The City of London Corporation’s charity, the City Bridge Trust, has awarded £1 million each year over the next decade to help The Prince’s Trust tackle youth unemployment in London.

This grant, which is in addition to the £15 million the City Bridge Trust regularly awards each year to support London-based charitable activity, will enable us to help more young Londoners gain the skills and confidence they need to move into work or training.

The £10 million grant will be spread across ten years, helping to fund our centres across London which support young people facing barriers like unemployment, bullying and homelessness.

It will help to fund a range of Prince’s Trust courses – including our Fairbridge Programme, an individually tailored personal development course for vulnerable young people.

Martina Milburn CBE, Chief Executive of The Prince’s Trust said 

Thousands of young people across the capital are struggling to find their way in life- with many giving up all hope for the future. 

"I’ve met young people who have been told ‘no’ so many times that they’ve lost the confidence to walk out of their own front door. Tragically, some are too scared to go to school because of bullies and others do not have a safe place to sleep at night.
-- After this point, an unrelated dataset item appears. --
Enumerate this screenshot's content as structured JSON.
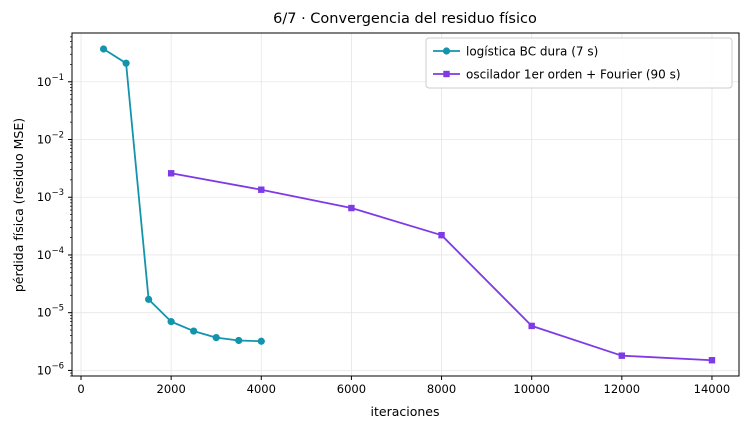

“Thanks to funding from organisations like the City Bridge Trust, The Prince’s Trust can help these young people get back on their feet. We help them find a job or even start their own business, building a future that they – and their children – can be proud of.”
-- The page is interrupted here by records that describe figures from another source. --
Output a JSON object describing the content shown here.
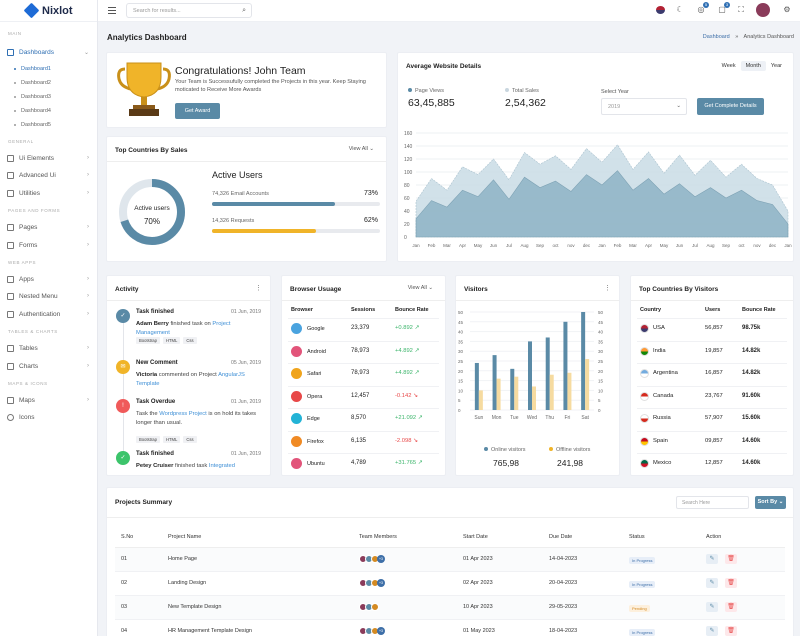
{
  "brand": "Nixlot",
  "search_placeholder": "Search for results...",
  "badges": {
    "notif": "5",
    "cart": "3"
  },
  "sidebar": {
    "main": "MAIN",
    "dashboards": "Dashboards",
    "subs": [
      "Dashboard1",
      "Dashboard2",
      "Dashboard3",
      "Dashboard4",
      "Dashboard5"
    ],
    "general": "GENERAL",
    "ui": "Ui Elements",
    "adv": "Advanced Ui",
    "util": "Utilities",
    "pages_forms": "PAGES AND FORMS",
    "pages": "Pages",
    "forms": "Forms",
    "web_apps": "WEB APPS",
    "apps": "Apps",
    "nested": "Nested Menu",
    "auth": "Authentication",
    "tables_charts": "TABLES & CHARTS",
    "tables": "Tables",
    "charts": "Charts",
    "maps_icons": "MAPS & ICONS",
    "maps": "Maps",
    "icons": "Icons"
  },
  "page": {
    "title": "Analytics Dashboard",
    "bc_home": "Dashboard",
    "bc_sep": "»",
    "bc_current": "Analytics Dashboard"
  },
  "congrats": {
    "title": "Congratulations! John Team",
    "text": "Your Team is Successufully completed the Projects in this year. Keep Staying moticated to Receive More Awards",
    "btn": "Get Award"
  },
  "website": {
    "title": "Average Website Details",
    "tabs": [
      "Week",
      "Month",
      "Year"
    ],
    "pv_label": "Page Views",
    "pv": "63,45,885",
    "ts_label": "Total Sales",
    "ts": "2,54,362",
    "year_label": "Select Year",
    "year": "2019",
    "btn": "Get Complete Details",
    "chart_data": {
      "type": "area",
      "x": [
        "Jan",
        "Feb",
        "Mar",
        "Apr",
        "May",
        "Jun",
        "Jul",
        "Aug",
        "Sep",
        "oct",
        "nov",
        "dec",
        "Jan",
        "Feb",
        "Mar",
        "Apr",
        "May",
        "Jun",
        "Jul",
        "Aug",
        "Sep",
        "oct",
        "nov",
        "dec",
        "Jan"
      ],
      "ylim": [
        0,
        160
      ],
      "yticks": [
        0,
        20,
        40,
        60,
        80,
        100,
        120,
        140,
        160
      ],
      "series": [
        {
          "values": [
            55,
            90,
            72,
            108,
            96,
            120,
            88,
            130,
            112,
            125,
            104,
            136,
            115,
            142,
            104,
            131,
            98,
            126,
            95,
            118,
            92,
            112,
            90,
            80,
            40
          ],
          "color": "#c9dce6"
        },
        {
          "values": [
            28,
            56,
            46,
            72,
            62,
            88,
            58,
            92,
            76,
            86,
            70,
            96,
            80,
            102,
            72,
            90,
            66,
            82,
            62,
            76,
            60,
            72,
            56,
            50,
            20
          ],
          "color": "#8fb4c6"
        }
      ]
    }
  },
  "countries": {
    "title": "Top Countries By Sales",
    "view": "View All",
    "donut_label": "Active users",
    "donut_pct": "70%",
    "donut_value": 70,
    "active": "Active Users",
    "email_num": "74,326",
    "email_label": "Email Accounts",
    "email_pct": "73%",
    "email_value": 73,
    "req_num": "14,326",
    "req_label": "Requests",
    "req_pct": "62%",
    "req_value": 62
  },
  "activity": {
    "title": "Activity",
    "items": [
      {
        "title": "Task finished",
        "date": "01 Jun, 2019",
        "who": "Adam Berry",
        "mid": " finished task on ",
        "link": "Project Management",
        "tags": [
          "Bootstrap",
          "HTML",
          "Css"
        ],
        "color": "#5a8aa6"
      },
      {
        "title": "New Comment",
        "date": "05 Jun, 2019",
        "who": "Victoria",
        "mid": " commented on Project ",
        "link": "AngularJS Template",
        "tags": [],
        "color": "#f0b429"
      },
      {
        "title": "Task Overdue",
        "date": "01 Jun, 2019",
        "pre": "Task the ",
        "link": "Wordpress Project",
        "post": " is on hold its takes longer than usual.",
        "tags": [
          "Bootstrap",
          "HTML",
          "Css"
        ],
        "color": "#f05a5a"
      },
      {
        "title": "Task finished",
        "date": "01 Jun, 2019",
        "who": "Petey Cruiser",
        "mid": " finished task ",
        "link": "Integrated",
        "tags": [],
        "color": "#3cc46b"
      }
    ]
  },
  "browser": {
    "title": "Browser Usuage",
    "view": "View All",
    "cols": [
      "Browser",
      "Sessions",
      "Bounce Rate"
    ],
    "rows": [
      {
        "name": "Google",
        "s": "23,379",
        "b": "+0.892",
        "up": true,
        "c": "#4aa3df"
      },
      {
        "name": "Android",
        "s": "78,973",
        "b": "+4.892",
        "up": true,
        "c": "#e2547a"
      },
      {
        "name": "Safari",
        "s": "78,973",
        "b": "+4.892",
        "up": true,
        "c": "#f0a41c"
      },
      {
        "name": "Opera",
        "s": "12,457",
        "b": "-0.142",
        "up": false,
        "c": "#e84848"
      },
      {
        "name": "Edge",
        "s": "8,570",
        "b": "+21.092",
        "up": true,
        "c": "#23b3d6"
      },
      {
        "name": "Firefox",
        "s": "6,135",
        "b": "-2.098",
        "up": false,
        "c": "#f08a24"
      },
      {
        "name": "Ubuntu",
        "s": "4,789",
        "b": "+31.765",
        "up": true,
        "c": "#e2547a"
      }
    ]
  },
  "visitors": {
    "title": "Visitors",
    "online_label": "Online visitors",
    "online": "765,98",
    "offline_label": "Offline visitors",
    "offline": "241,98",
    "chart_data": {
      "type": "bar",
      "categories": [
        "Sun",
        "Mon",
        "Tue",
        "Wed",
        "Thu",
        "Fri",
        "Sat"
      ],
      "ylim": [
        0,
        50
      ],
      "yticks": [
        0,
        5,
        10,
        15,
        20,
        25,
        30,
        35,
        40,
        45,
        50
      ],
      "series": [
        {
          "name": "Online visitors",
          "values": [
            24,
            28,
            21,
            35,
            37,
            45,
            50
          ],
          "color": "#5a8aa6"
        },
        {
          "name": "Offline visitors",
          "values": [
            10,
            16,
            17,
            12,
            18,
            19,
            26
          ],
          "color": "#f6dba0"
        }
      ]
    }
  },
  "tcv": {
    "title": "Top Countries By Visitors",
    "cols": [
      "Country",
      "Users",
      "Bounce Rate"
    ],
    "rows": [
      {
        "c": "USA",
        "u": "56,857",
        "b": "98.75k",
        "f1": "#b22234",
        "f2": "#3c3b6e"
      },
      {
        "c": "India",
        "u": "19,857",
        "b": "14.82k",
        "f1": "#ff9933",
        "f2": "#138808"
      },
      {
        "c": "Argentina",
        "u": "16,857",
        "b": "14.82k",
        "f1": "#74acdf",
        "f2": "#ffffff"
      },
      {
        "c": "Canada",
        "u": "23,767",
        "b": "91.60k",
        "f1": "#d52b1e",
        "f2": "#ffffff"
      },
      {
        "c": "Russia",
        "u": "57,907",
        "b": "15.60k",
        "f1": "#ffffff",
        "f2": "#d52b1e"
      },
      {
        "c": "Spain",
        "u": "09,857",
        "b": "14.60k",
        "f1": "#c60b1e",
        "f2": "#ffc400"
      },
      {
        "c": "Mexico",
        "u": "12,857",
        "b": "14.60k",
        "f1": "#006847",
        "f2": "#ce1126"
      }
    ]
  },
  "projects": {
    "title": "Projects Summary",
    "search": "Search Here",
    "sort": "Sort By",
    "cols": [
      "S.No",
      "Project Name",
      "Team Members",
      "Start Date",
      "Due Date",
      "Status",
      "Action"
    ],
    "rows": [
      {
        "n": "01",
        "p": "Home Page",
        "m": "+3",
        "s": "01 Apr 2023",
        "d": "14-04-2023",
        "st": "In Progress",
        "pen": false
      },
      {
        "n": "02",
        "p": "Landing Design",
        "m": "+3",
        "s": "02 Apr 2023",
        "d": "20-04-2023",
        "st": "In Progress",
        "pen": false
      },
      {
        "n": "03",
        "p": "New Template Design",
        "m": "",
        "s": "10 Apr 2023",
        "d": "29-05-2023",
        "st": "Pending",
        "pen": true
      },
      {
        "n": "04",
        "p": "HR Management Template Design",
        "m": "+3",
        "s": "01 May 2023",
        "d": "18-04-2023",
        "st": "In Progress",
        "pen": false
      }
    ]
  }
}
Jeremy Mayhew, Chairman of the City Bridge Trust, said:

Our grant to The Prince's Trust strengthens our existing support for The Prince's Trust and the extremely valuable work it does for deprived communities in London.

"The Prince's Trust has an excellent reputation for its work helping young people affected by unemployment, homelessness, and poverty. Tackling such problems is at the heart of the City Bridge Trust’s grant-giving strategy and we are confident that this 10-year grant will benefit many disadvantaged Londoners.”
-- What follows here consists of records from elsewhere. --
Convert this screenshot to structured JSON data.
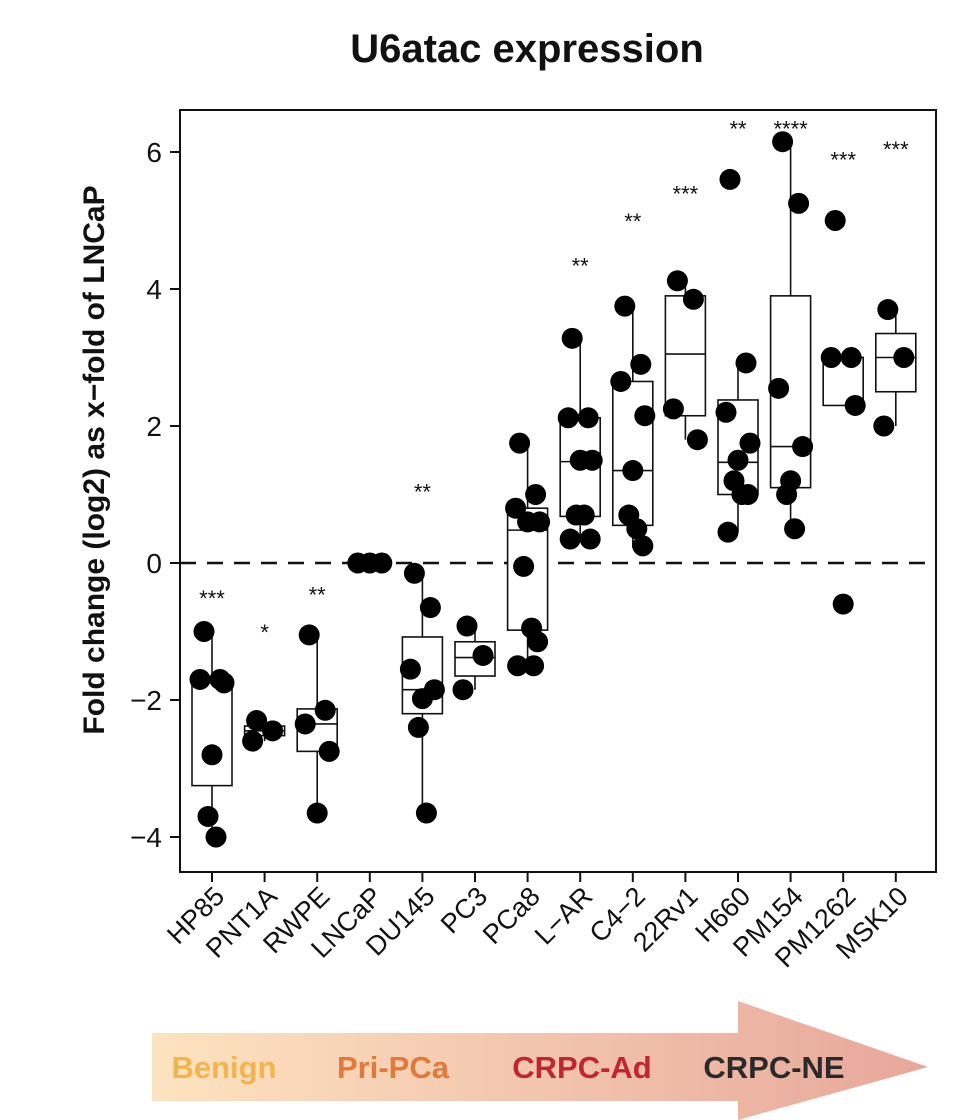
{
  "chart_data": {
    "type": "box",
    "title": "U6atac expression",
    "xlabel": "",
    "ylabel": "Fold change (log2) as x−fold of LNCaP",
    "ylim": [
      -4.5,
      6.6
    ],
    "yticks": [
      -4,
      -2,
      0,
      2,
      4,
      6
    ],
    "ytick_labels": [
      "−4",
      "−2",
      "0",
      "2",
      "4",
      "6"
    ],
    "reference_line": 0,
    "grid": false,
    "categories": [
      "HP85",
      "PNT1A",
      "RWPE",
      "LNCaP",
      "DU145",
      "PC3",
      "PCa8",
      "L−AR",
      "C4−2",
      "22Rv1",
      "H660",
      "PM154",
      "PM1262",
      "MSK10"
    ],
    "significance": [
      "***",
      "*",
      "**",
      "",
      "**",
      "",
      "",
      "**",
      "**",
      "***",
      "**",
      "****",
      "***",
      "***"
    ],
    "significance_y": [
      -0.45,
      -0.95,
      -0.4,
      null,
      1.1,
      null,
      null,
      4.4,
      5.05,
      5.45,
      6.4,
      6.4,
      5.95,
      6.1
    ],
    "boxes": [
      {
        "category": "HP85",
        "q1": -3.25,
        "median": -1.75,
        "q3": -1.68,
        "whisker_low": -4.0,
        "whisker_high": -1.0
      },
      {
        "category": "PNT1A",
        "q1": -2.52,
        "median": -2.45,
        "q3": -2.38,
        "whisker_low": -2.6,
        "whisker_high": -2.3
      },
      {
        "category": "RWPE",
        "q1": -2.75,
        "median": -2.35,
        "q3": -2.13,
        "whisker_low": -3.65,
        "whisker_high": -1.05
      },
      {
        "category": "LNCaP",
        "q1": 0.0,
        "median": 0.0,
        "q3": 0.0,
        "whisker_low": 0.0,
        "whisker_high": 0.0
      },
      {
        "category": "DU145",
        "q1": -2.2,
        "median": -1.85,
        "q3": -1.08,
        "whisker_low": -3.65,
        "whisker_high": -0.15
      },
      {
        "category": "PC3",
        "q1": -1.65,
        "median": -1.38,
        "q3": -1.15,
        "whisker_low": -1.85,
        "whisker_high": -0.92
      },
      {
        "category": "PCa8",
        "q1": -0.98,
        "median": 0.48,
        "q3": 0.8,
        "whisker_low": -1.5,
        "whisker_high": 1.75
      },
      {
        "category": "L−AR",
        "q1": 0.68,
        "median": 1.48,
        "q3": 2.12,
        "whisker_low": 0.35,
        "whisker_high": 3.28
      },
      {
        "category": "C4−2",
        "q1": 0.55,
        "median": 1.35,
        "q3": 2.65,
        "whisker_low": 0.22,
        "whisker_high": 3.75
      },
      {
        "category": "22Rv1",
        "q1": 2.15,
        "median": 3.05,
        "q3": 3.9,
        "whisker_low": 1.8,
        "whisker_high": 4.12
      },
      {
        "category": "H660",
        "q1": 1.0,
        "median": 1.47,
        "q3": 2.38,
        "whisker_low": 0.45,
        "whisker_high": 2.92
      },
      {
        "category": "PM154",
        "q1": 1.1,
        "median": 1.7,
        "q3": 3.9,
        "whisker_low": 0.5,
        "whisker_high": 6.15
      },
      {
        "category": "PM1262",
        "q1": 2.3,
        "median": 3.0,
        "q3": 3.0,
        "whisker_low": 2.3,
        "whisker_high": 3.0
      },
      {
        "category": "MSK10",
        "q1": 2.5,
        "median": 3.0,
        "q3": 3.35,
        "whisker_low": 2.0,
        "whisker_high": 3.7
      }
    ],
    "points": [
      {
        "category": "HP85",
        "values": [
          -1.0,
          -1.7,
          -1.7,
          -1.75,
          -2.8,
          -3.7,
          -4.0
        ]
      },
      {
        "category": "PNT1A",
        "values": [
          -2.3,
          -2.45,
          -2.6
        ]
      },
      {
        "category": "RWPE",
        "values": [
          -1.05,
          -2.15,
          -2.35,
          -2.75,
          -3.65
        ]
      },
      {
        "category": "LNCaP",
        "values": [
          0.0,
          0.0,
          0.0
        ]
      },
      {
        "category": "DU145",
        "values": [
          -0.15,
          -0.65,
          -1.55,
          -1.85,
          -1.98,
          -2.4,
          -3.65
        ]
      },
      {
        "category": "PC3",
        "values": [
          -0.92,
          -1.35,
          -1.85
        ]
      },
      {
        "category": "PCa8",
        "values": [
          1.75,
          1.0,
          0.8,
          0.6,
          0.6,
          -0.05,
          -0.95,
          -1.15,
          -1.5,
          -1.5
        ]
      },
      {
        "category": "L−AR",
        "values": [
          3.28,
          2.12,
          2.12,
          1.5,
          1.5,
          0.7,
          0.7,
          0.35,
          0.35
        ]
      },
      {
        "category": "C4−2",
        "values": [
          3.75,
          2.9,
          2.65,
          2.15,
          1.35,
          0.7,
          0.5,
          0.25
        ]
      },
      {
        "category": "22Rv1",
        "values": [
          4.12,
          3.85,
          2.25,
          1.8
        ]
      },
      {
        "category": "H660",
        "values": [
          5.6,
          2.92,
          2.2,
          1.75,
          1.5,
          1.2,
          1.0,
          1.0,
          0.45
        ]
      },
      {
        "category": "PM154",
        "values": [
          6.15,
          5.25,
          2.55,
          1.7,
          1.2,
          1.0,
          0.5
        ]
      },
      {
        "category": "PM1262",
        "values": [
          5.0,
          3.0,
          3.0,
          2.3,
          -0.6
        ]
      },
      {
        "category": "MSK10",
        "values": [
          3.7,
          3.0,
          2.0
        ]
      }
    ],
    "stage_arrow": {
      "labels": [
        "Benign",
        "Pri-PCa",
        "CRPC-Ad",
        "CRPC-NE"
      ],
      "label_colors": [
        "#f2b54e",
        "#e07a3a",
        "#c0262f",
        "#2a2a2a"
      ],
      "gradient_colors": [
        "#fde3c0",
        "#e7a79a"
      ]
    }
  }
}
Mark Boleat, Policy Chairman of the City of London Corporation said: “The issue of NEETS remains a cause for concern in the capital, with higher than average rates of unemployment among young adults. This issue not only impacts social mobility and cohesion but is leading to a skills gap in the workforce. The partnership between City Bridge Trust and The Prince’s Trust reinforces the Corporation’s on-going commitment to reducing youth unemployment and ensuring that young Londoners have the skills and opportunities to succeed in today’s fast-paced economy.”

Prince’s Trust, Job Ambassador, Seema Awan, added:

The support I received from The Prince's Trust  really helped me get my career back on track after spending a year unemployed.

"The charity's 12-week personal development training course showed me that I had the skills and ability to succeed. Now I am in a position to empower other young people who face barriers, and inspire them to engage with the Prince’s Trust, as well as help shape the services offered to young people.”